A experiência que tive como estagiária de psicologia no SUS me obrigou a enxergar diferente, e a trocar minhas lentes por essas que trago no presente. Por tempos me encontrei focada apenas nas falhas e opiniões do senso comum, e claro na revolta de usuária que como todos, espera por um serviço eficaz, humano e completo. Pois sim, para esta troca eu precisei passar para o outro lado, e comprovar quantas falhas e faltas há, como o SUS caminha em meio a grandes dificuldades. Contudo o mais bonito de ver é que apesar das grandes dificuldades e burocracias ele ainda acontece.
Foi em meio a tantos problemas que encontrei também pessoas fazendo a diferença sem medir esforços para o sistema funcionar. Na competência de promover saúde, prevenir doenças e se comprometer com um povo, com um país. Nem que para isso seja preciso levar toda equipe até casa de quem necessita ainda que essa casa seja a rua, o indivíduo precisa e é alcançado. Como é possível encontrar hoje profissionais excelentes em um trabalho conjunto aos consultórios de ruas, UBS fluviais, agentes comunitários de saúde, equipes domiciliares (NASF) fazendo cumprir o dever: “…um direito de todos”.

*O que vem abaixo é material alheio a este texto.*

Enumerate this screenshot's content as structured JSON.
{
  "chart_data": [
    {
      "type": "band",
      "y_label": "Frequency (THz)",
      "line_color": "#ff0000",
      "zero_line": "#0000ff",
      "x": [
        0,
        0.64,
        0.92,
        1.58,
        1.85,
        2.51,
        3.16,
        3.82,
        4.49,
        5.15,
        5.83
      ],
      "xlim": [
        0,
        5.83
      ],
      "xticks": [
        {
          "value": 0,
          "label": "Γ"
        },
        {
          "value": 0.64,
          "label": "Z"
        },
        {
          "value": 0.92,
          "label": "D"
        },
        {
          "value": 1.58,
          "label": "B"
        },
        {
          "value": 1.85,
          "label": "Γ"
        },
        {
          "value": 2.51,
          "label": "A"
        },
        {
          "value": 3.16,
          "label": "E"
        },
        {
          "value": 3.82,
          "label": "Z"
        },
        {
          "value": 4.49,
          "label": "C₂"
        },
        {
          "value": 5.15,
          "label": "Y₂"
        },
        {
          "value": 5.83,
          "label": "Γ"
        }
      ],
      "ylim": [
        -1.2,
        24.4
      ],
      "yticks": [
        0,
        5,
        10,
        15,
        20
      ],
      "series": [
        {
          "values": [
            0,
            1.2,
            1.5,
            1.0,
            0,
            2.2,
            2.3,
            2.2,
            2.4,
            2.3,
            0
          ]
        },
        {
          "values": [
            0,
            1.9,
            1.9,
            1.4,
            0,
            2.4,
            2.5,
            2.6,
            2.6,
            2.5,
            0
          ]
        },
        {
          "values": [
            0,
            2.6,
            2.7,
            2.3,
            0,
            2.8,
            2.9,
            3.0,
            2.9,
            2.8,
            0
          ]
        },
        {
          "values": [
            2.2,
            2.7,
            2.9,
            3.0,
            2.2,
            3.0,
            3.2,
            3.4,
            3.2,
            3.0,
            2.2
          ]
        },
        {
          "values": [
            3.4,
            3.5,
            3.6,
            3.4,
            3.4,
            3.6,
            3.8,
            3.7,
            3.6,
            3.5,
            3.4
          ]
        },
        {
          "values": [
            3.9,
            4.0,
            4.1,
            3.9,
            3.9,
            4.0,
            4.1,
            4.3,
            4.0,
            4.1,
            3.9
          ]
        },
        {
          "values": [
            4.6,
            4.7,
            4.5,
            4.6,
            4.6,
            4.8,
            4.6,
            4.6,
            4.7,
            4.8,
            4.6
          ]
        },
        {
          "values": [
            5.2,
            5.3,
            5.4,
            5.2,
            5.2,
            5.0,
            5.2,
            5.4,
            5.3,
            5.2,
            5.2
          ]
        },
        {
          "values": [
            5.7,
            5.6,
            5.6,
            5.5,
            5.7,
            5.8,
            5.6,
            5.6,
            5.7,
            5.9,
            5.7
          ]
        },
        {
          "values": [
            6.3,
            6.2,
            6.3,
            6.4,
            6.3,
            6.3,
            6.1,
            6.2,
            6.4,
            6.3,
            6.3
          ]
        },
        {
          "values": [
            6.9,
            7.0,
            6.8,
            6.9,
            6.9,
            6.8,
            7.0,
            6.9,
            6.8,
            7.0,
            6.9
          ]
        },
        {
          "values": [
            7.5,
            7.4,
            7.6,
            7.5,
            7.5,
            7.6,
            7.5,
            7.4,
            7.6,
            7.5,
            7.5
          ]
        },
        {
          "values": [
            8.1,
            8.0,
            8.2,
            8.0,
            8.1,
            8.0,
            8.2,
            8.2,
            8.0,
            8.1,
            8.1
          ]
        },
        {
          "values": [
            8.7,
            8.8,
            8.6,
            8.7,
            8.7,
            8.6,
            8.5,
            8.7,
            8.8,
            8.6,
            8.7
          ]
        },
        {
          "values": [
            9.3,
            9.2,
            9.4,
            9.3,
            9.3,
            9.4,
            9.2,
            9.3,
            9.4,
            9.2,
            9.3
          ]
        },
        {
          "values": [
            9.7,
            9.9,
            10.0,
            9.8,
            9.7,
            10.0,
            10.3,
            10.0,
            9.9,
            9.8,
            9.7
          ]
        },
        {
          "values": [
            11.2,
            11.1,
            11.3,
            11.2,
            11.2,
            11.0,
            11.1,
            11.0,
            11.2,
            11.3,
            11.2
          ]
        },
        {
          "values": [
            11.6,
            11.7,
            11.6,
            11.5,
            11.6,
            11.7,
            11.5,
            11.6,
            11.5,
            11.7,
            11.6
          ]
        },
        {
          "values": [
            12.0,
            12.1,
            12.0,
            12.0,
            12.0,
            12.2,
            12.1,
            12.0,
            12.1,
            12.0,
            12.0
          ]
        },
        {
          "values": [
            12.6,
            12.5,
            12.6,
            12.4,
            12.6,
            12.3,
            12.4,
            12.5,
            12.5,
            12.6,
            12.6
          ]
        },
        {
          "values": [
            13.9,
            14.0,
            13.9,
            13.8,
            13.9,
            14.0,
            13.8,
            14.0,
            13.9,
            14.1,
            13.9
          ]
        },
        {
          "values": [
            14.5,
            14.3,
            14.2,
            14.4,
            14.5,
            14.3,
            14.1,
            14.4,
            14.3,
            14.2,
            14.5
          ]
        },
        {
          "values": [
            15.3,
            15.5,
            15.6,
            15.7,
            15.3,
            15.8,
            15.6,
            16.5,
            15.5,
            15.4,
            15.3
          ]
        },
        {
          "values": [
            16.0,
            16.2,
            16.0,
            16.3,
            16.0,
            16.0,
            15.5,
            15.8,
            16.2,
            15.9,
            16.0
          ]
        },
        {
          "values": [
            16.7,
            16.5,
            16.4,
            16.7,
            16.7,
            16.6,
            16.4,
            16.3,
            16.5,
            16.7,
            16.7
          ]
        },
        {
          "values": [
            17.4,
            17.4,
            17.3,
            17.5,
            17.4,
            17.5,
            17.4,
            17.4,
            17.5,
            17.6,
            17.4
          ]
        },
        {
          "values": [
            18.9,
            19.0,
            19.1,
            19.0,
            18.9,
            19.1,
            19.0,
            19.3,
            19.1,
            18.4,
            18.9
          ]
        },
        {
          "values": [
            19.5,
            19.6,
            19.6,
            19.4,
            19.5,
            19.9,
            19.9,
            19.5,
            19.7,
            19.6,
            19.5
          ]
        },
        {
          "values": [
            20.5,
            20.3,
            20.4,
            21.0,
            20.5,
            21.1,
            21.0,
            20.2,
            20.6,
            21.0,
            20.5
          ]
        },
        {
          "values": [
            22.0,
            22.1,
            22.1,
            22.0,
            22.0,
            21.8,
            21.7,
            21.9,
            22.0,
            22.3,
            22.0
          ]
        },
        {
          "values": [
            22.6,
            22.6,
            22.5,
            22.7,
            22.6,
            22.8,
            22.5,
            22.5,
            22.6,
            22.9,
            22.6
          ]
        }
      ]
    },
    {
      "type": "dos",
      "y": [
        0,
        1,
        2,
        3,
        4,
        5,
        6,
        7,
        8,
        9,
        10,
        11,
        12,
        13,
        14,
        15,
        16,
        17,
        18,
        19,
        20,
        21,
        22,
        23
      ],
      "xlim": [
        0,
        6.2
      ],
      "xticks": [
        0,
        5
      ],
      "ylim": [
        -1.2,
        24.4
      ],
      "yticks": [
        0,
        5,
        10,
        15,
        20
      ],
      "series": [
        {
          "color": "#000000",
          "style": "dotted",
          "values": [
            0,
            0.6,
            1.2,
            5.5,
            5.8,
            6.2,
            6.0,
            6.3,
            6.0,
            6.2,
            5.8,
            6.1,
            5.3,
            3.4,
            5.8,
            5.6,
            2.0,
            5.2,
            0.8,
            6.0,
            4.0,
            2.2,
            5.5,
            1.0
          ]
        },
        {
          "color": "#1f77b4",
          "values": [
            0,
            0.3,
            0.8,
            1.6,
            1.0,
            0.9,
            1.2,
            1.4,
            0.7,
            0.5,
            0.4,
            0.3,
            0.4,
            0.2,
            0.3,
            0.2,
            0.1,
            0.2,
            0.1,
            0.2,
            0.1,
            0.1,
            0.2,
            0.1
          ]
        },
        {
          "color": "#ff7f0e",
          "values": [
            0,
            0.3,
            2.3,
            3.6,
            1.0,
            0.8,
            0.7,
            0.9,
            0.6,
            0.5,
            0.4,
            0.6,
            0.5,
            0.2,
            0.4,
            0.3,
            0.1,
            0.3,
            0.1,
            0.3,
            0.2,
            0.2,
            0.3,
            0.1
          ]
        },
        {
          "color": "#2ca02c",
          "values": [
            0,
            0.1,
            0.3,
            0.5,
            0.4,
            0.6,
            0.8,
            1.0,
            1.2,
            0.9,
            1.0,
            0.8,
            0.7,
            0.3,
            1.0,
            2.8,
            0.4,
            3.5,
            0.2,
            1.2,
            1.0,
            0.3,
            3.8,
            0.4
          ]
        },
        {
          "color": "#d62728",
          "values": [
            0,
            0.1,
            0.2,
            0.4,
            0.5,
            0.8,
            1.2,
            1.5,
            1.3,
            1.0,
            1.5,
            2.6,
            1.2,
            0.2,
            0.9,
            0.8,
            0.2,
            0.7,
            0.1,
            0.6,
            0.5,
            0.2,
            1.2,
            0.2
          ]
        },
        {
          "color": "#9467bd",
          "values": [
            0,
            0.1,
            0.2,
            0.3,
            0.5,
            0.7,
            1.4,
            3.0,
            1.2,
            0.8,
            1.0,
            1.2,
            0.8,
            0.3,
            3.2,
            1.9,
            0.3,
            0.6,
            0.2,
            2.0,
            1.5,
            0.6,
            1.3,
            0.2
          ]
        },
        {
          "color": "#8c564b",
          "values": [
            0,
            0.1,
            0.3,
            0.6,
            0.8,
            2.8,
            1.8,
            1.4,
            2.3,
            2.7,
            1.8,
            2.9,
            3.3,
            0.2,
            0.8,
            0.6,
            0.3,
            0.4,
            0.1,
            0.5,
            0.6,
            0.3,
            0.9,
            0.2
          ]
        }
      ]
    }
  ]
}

Quando há pessoas que se comprometem e assumem responsabilidades sendo capazes de enxergar a riqueza que é levar saúde a quem precisa. Independente do político corrupto que desviou a verba do SUS, os materiais que faltaram, ele vai funcionar, e isso faz valer a pena cada centavo que continua sendo pago. Porque não depende apenas desses políticos para que aconteça, mas depende de usuários e profissionais capacitados que lutam por aquilo que é de todos, entendendo o valor do que foi conquistado com muito esforço e hoje é oferecido de forma universal. Pois é assim que o sistema em sua grande maioria é percebido por profissionais que o compõem, dando a assistência adequada ou não a população.
Por fim, concluo esclarecendo que o SUS não é imutável, não é serviço de graça e nem apenas para pobres. É para pessoas que o procuram independente de raça, condição financeira, pois ele é universal de direito para todos. Integral que considera o ser humano como um todo. Regional organizado de forma articulada com outros serviços. Descentralizado que divide seu poder em 3 níveis de governo. Atua com a equidade de acordo com as necessidades distintas de cada um. E conta com a participação popular no seu dia-a-dia para construção de um sistema melhor.